Sis was the one who took things in hand while our father was suffering from Alzheimer’s Disease. She helped my mother get through that difficult time, and just always seemed to know just what to do in most circumstances. I was living farther away from the family, so she just took over what was needed. I thanked her for that. She also kept more in touch with the rest of our family, passing on news of births and deaths.
When our mother was in her last years fighting breast cancer, Sis basically took care of her, moving her to the nursing home when she could no longer live at home. At this time, I had just had knee surgery, and was miserable with a case of Coxsackie Virus, which included very painful sores in my mouth so I could not eat or talk for two weeks. Sis just took the situation well in hand, and I was very grateful. Once Mom died, Sis did the basic work of dividing up the estate between us, selling Mom’s condo and doing all the other work needed to wind down an estate, including paying the taxes. I still don’t know how she did it all.

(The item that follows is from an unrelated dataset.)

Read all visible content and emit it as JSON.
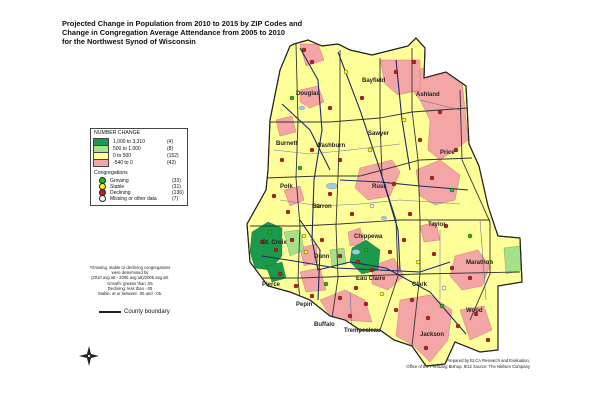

Sis always hosted Passover, Thanksgiving, and Chanukah at her house for many years. Brother-in-law and the kids did a lot of the work, but Sis was the guiding presence. She got very creative with Chanukah Gelt for the kids, and I still marvel at how she came up with papier-mâché figures to hide cash. One year the kids got “cash cows” made of toilet-paper tubes, and one year they got “money-laundering” machines stuffed with bills. In her role as “family-keeper”, she helped set up a little reunion down in Portland, with cousins from as far away as Alaska. This family has a sense of humor. See below.
Sis is, of course, in the middle-this is the “birthday cousins”.
Both of the kids are on their own now, and Nephew is married and a new father. The last couple of years have been difficult, however, as Brother-in-law developed liver disease, and went on a transplant list. Once again, Sister was the rock of the family, shuttling back and forth to the hospital on numerous occasions, and putting on Thanksgiving dinner alone last year (well, not really, since the kids were a big help-I just bring green salad). I have been married twice. Sis was married for 44 years to one guy. I think that is quite remarkable.
My Brother-in-law died last month, and my rock-of-the-family sister is in anguish. I wish I could do more for her, but I’m too far away, and the kids are closer. But I wanted her to know how much I value her as my sister, and appreciate all she has done for our family. We have more in common now than when we were kids, and I just want Sis to know:
I LOVE YOU. And Thank You for being you, holding up the family, and just being there.